Ventilatory responses. Figure 3 and Table 3 show the ventilatory responses for each individual subject (average of 3 repeats for each protocol). The general form of response to the hypoxic exposure seems similar in all subjects. Of particular note is that haloperidol does not appear to have suppressed HVD (it increased HVD in 7 subjects and reduced it in 5 subjects). However, both the on-response (all subjects) and the off-response (all but 2 subjects) appear greater after administration of haloperidol than during control conditions. The overall means for all subjects in each pharmacological condition are illustrated in Fig. 4 and appear consistent with the above observations.

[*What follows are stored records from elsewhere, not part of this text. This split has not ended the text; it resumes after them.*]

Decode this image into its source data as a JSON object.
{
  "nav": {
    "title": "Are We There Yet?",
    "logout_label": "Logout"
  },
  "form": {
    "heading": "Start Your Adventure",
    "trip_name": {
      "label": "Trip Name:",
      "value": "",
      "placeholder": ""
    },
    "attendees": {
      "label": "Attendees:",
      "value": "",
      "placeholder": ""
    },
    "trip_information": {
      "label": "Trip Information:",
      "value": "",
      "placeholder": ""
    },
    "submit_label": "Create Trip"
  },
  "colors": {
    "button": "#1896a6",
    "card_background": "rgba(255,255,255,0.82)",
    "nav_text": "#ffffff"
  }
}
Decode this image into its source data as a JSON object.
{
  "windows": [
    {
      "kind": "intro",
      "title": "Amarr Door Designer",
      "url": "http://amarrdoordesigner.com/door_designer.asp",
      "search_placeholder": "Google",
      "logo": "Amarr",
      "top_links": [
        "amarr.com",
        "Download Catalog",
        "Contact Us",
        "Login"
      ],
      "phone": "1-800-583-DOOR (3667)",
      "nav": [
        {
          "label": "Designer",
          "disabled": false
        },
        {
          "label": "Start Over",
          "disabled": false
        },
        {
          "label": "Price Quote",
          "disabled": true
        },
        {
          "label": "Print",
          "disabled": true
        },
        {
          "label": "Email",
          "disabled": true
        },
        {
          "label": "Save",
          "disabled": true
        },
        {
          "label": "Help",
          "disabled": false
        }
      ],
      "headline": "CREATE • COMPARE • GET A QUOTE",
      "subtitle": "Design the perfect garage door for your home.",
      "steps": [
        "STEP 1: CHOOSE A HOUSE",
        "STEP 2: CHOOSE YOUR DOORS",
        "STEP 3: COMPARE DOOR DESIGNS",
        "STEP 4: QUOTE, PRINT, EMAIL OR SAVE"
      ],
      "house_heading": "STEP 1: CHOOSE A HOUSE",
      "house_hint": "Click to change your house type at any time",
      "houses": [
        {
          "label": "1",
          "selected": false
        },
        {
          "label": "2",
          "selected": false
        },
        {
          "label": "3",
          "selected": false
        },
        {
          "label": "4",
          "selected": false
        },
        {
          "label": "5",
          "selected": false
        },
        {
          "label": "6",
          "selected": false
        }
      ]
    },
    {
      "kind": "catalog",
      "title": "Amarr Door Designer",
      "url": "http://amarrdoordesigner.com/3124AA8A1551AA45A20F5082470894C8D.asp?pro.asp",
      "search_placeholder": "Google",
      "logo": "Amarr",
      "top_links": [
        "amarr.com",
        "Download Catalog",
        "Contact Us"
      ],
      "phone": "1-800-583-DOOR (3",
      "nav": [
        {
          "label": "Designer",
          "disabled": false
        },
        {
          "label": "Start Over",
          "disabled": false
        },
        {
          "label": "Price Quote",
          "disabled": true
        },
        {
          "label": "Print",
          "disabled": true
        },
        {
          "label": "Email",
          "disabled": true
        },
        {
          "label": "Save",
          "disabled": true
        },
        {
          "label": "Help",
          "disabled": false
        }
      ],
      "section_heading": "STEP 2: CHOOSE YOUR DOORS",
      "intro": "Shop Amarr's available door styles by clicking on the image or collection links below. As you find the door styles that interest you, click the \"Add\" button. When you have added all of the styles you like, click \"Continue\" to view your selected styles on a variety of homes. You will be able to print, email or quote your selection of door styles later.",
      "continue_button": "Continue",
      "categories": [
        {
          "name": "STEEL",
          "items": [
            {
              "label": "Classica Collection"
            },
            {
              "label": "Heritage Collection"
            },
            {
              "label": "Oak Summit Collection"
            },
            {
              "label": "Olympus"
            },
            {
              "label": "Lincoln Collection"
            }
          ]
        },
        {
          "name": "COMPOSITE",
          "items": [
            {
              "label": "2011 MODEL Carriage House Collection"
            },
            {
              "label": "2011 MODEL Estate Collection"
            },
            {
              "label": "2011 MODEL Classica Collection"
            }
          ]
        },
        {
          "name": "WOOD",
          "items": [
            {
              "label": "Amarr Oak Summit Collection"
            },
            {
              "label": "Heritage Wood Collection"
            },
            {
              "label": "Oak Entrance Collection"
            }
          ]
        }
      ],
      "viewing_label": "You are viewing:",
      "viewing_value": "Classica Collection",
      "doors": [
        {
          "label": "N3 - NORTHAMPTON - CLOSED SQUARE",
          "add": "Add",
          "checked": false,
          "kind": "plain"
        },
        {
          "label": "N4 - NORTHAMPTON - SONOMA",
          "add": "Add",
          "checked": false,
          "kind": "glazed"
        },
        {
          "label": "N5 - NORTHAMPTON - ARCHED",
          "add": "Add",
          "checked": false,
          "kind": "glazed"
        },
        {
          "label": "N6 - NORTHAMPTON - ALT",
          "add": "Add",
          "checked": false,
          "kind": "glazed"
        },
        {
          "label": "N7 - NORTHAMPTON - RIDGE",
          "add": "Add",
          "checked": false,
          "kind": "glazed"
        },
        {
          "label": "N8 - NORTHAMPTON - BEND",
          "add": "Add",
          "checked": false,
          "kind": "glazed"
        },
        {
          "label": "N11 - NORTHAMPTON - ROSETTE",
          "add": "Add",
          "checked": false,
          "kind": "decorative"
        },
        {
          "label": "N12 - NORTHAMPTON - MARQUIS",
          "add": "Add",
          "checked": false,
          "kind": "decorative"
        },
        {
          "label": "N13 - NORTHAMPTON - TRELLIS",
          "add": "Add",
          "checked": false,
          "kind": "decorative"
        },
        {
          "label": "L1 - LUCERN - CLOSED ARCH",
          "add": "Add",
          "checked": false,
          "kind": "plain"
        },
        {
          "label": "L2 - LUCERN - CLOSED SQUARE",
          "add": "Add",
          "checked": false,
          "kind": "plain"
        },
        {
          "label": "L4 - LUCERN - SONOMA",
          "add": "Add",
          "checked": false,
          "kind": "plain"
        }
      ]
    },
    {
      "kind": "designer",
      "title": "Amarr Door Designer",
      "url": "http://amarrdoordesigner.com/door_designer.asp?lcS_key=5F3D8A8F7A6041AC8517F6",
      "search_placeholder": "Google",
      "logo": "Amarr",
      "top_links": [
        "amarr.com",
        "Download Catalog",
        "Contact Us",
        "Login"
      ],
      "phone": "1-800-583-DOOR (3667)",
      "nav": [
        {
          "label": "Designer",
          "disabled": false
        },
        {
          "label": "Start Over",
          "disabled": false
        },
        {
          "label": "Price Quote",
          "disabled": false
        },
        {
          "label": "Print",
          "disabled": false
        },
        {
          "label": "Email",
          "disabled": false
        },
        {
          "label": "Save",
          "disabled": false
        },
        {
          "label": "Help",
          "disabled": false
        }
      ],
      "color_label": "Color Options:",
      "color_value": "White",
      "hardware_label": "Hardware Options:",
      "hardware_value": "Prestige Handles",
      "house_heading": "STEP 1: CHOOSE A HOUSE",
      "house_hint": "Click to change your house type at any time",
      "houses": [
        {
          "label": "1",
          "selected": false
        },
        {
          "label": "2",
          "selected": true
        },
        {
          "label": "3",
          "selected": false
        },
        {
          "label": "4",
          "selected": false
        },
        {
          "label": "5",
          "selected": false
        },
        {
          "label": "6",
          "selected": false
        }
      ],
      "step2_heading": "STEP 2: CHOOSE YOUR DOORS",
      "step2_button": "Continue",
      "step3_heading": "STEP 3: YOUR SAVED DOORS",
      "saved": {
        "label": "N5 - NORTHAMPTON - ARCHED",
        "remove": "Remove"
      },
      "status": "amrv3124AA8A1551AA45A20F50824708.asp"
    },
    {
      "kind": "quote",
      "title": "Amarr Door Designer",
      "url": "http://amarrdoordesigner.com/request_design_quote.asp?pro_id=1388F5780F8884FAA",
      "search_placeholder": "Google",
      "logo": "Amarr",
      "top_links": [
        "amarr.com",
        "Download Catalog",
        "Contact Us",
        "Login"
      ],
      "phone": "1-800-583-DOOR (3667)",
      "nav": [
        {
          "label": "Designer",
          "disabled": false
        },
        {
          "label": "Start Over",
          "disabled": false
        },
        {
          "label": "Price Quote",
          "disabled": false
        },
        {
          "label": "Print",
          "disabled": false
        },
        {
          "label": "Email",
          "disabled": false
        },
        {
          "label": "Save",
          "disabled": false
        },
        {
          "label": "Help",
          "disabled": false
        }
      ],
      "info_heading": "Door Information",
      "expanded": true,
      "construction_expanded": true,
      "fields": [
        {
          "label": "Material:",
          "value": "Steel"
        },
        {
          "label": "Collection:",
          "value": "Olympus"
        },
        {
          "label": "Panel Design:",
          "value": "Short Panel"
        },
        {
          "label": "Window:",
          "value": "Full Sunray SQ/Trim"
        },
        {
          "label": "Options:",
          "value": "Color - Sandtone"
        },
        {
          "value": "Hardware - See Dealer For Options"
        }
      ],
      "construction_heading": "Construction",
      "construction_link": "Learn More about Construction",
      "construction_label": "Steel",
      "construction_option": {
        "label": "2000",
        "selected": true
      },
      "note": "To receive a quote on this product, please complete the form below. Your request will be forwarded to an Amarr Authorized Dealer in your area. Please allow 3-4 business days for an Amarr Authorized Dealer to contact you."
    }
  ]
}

Table  3.   On-response, off-response, and HVD for each subject
Subject No. Control
Haloperidol
On-response Off-response HVD On-response Off-response HVD

973 11.7 1.9 5.1 14.8 13.2 4.9
981 10.2 2.9 9.0 11.2  -0.6 8.8
989 16.3 7.1 13.1 18.1 6.1 15.2
1003 6.4 3.0 3.0 10.0 7.8 3.3
1004 14.1 11.1 2.9 18.1 16.3 3.3
1005 13.2 7.1 7.8 18.8 9.1 10.7
1006 15.3 7.2 12.0 19.7 10.1 12.3
1008 10.9 8.9 4.0 13.7 10.2 3.5
1015 14.7 6.6 6.9 18.2 9.4 9.1
1023 11.5 3.4 11.2 16.5 7.0 10.3
1025 20.7 4.8 21.0 35.2 12.9 33.6
1026 19.7 6.6 15.7 21.4 13.0 11.5
Mean ± SE 13.7 ± 1.2  5.9 ± 0.8  9.3 ± 1.6  17.9 ± 1.9  9.5 ± 1.3  9.9 ± 2.1

Values are for 12 subjects given in l/min. For explanation of on-response, off-response, and hypoxic ventilatory depression or decline (HVD), see Fig. 1.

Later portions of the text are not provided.